The proportional breakdown of school grades remained mostly stable for the 2012-13 school year compared to previous years. According to data released by the Department of Education on Wednesday, more than 60 percent of the city's public schools received A's or B's on their annual progress reports; 9 percent of schools received D's or F's.
Charter schools and new high schools outperformed other schools, with 69 percent of charters receiving A's or B's.
The more notable changes were in the college readiness category. This year, 31.4 percent of students who entered high school four years ago had the grades needed to be considered ready for college, a gain of nearly 3 percentage points since last year. This figure climbed to 46.8 percent when only including students who graduated versus 43.6 percent last year.

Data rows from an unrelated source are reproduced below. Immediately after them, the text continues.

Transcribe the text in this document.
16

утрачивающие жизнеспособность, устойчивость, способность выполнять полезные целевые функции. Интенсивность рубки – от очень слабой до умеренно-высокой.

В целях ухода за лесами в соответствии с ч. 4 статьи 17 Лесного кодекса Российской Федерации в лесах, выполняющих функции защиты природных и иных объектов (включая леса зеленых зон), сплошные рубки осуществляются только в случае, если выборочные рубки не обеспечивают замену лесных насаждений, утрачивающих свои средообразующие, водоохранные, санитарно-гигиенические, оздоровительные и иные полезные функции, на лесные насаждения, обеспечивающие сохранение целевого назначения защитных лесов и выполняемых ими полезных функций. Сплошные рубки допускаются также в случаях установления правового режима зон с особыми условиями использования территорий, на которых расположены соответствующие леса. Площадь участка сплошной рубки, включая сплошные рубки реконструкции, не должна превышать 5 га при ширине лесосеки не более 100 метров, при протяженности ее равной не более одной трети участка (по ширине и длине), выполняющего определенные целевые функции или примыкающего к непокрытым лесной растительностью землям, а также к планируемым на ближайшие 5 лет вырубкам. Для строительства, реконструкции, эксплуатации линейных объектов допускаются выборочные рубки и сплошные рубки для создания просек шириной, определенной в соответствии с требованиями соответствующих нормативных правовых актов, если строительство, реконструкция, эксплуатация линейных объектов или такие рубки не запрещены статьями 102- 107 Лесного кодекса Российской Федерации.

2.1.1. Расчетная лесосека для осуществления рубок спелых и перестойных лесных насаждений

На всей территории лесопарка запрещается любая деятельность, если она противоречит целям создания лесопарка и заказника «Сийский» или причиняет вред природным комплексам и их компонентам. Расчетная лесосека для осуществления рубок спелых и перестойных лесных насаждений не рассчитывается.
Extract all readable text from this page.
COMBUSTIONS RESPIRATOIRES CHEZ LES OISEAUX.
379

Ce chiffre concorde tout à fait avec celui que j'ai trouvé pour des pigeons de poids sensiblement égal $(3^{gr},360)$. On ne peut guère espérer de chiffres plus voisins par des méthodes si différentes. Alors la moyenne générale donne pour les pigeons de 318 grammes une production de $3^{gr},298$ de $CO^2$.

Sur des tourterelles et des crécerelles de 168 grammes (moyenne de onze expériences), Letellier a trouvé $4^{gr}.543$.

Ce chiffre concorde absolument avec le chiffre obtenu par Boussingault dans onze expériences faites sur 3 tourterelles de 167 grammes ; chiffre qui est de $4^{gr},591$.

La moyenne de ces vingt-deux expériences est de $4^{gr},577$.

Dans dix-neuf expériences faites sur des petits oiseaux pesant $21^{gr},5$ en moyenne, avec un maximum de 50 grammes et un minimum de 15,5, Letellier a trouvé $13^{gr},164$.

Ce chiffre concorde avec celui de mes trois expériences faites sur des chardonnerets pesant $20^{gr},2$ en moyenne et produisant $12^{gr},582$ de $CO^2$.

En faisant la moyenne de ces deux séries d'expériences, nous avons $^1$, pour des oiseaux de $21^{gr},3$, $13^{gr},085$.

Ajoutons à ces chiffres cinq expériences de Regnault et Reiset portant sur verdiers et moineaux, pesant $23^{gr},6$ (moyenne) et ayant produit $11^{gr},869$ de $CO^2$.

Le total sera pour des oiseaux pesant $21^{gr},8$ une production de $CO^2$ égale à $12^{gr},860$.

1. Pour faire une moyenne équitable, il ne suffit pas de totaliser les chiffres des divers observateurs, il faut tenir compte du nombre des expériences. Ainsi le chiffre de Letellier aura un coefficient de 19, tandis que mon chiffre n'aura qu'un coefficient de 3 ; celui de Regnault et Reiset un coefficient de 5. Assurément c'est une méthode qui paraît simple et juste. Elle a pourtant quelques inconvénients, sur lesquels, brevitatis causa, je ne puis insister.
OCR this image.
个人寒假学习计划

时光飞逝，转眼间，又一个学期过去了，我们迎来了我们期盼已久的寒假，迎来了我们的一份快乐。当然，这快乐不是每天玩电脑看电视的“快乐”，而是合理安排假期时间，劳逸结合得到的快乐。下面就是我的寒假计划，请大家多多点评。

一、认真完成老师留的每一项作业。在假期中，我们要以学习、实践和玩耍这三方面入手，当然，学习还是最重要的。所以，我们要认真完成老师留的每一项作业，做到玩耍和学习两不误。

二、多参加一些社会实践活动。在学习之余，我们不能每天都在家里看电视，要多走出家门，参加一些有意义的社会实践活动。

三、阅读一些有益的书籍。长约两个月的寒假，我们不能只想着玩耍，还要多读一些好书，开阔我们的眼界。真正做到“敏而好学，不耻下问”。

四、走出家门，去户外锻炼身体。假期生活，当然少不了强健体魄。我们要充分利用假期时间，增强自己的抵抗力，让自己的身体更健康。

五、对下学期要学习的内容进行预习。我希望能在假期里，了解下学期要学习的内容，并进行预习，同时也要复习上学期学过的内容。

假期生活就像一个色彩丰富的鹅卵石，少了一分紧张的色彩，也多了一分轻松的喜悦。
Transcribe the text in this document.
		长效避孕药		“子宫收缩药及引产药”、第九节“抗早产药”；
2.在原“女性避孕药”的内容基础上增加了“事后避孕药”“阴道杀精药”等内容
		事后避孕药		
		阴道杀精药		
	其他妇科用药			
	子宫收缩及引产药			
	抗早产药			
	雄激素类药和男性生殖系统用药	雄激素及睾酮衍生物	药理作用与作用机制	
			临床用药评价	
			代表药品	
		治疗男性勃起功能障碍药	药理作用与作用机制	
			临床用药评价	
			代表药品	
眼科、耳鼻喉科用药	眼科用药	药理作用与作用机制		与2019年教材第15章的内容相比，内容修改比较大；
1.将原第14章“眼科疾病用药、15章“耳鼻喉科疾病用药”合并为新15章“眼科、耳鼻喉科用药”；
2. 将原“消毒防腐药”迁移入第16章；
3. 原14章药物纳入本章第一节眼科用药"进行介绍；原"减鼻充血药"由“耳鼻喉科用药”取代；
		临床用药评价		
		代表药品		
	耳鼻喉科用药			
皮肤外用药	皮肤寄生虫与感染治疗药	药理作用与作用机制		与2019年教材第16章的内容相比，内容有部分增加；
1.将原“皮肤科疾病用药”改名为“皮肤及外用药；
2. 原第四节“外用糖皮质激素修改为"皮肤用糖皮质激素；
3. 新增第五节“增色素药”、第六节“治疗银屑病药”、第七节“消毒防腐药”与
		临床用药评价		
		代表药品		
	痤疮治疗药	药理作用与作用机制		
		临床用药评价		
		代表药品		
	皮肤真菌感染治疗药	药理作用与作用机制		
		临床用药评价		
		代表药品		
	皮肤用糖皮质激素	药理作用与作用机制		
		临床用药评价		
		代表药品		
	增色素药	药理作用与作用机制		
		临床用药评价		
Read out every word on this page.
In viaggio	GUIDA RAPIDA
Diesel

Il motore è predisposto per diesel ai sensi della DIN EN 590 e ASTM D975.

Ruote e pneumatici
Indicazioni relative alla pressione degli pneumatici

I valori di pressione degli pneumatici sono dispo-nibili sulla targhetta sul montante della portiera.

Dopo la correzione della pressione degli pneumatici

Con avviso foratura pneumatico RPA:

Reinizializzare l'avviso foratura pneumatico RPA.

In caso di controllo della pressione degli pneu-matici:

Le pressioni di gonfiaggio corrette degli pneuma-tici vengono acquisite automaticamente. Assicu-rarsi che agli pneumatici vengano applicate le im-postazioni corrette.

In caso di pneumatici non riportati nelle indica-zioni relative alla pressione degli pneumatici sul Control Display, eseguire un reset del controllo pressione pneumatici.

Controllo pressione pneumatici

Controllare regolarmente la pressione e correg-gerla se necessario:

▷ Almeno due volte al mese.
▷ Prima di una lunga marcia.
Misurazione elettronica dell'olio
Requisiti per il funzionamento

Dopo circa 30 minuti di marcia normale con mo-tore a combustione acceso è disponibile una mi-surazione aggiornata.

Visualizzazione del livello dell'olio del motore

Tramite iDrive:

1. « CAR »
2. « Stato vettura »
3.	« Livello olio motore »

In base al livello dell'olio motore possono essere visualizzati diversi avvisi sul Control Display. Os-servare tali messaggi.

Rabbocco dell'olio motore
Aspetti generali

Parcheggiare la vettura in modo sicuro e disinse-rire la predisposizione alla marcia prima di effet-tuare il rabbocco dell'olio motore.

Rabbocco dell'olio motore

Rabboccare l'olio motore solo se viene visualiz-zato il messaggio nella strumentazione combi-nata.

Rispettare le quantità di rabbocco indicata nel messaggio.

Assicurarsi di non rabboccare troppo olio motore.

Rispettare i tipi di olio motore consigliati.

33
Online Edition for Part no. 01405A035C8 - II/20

High school report cards already take into account these college readiness figures. But this year, for the first time, they also included a measure of what the city called "persistence," or the ability to stay college. A total of 48 percent of students who entered high school six years ago have either graduated, demonstrated college readiness or have enrolled in college for three consecutive semesters.
This means that among students who were supposed to graduate in 2011, there are many who stayed in college even though the city didn't think their grades were strong enough. Schools that did well on this factor were rewarded extra points.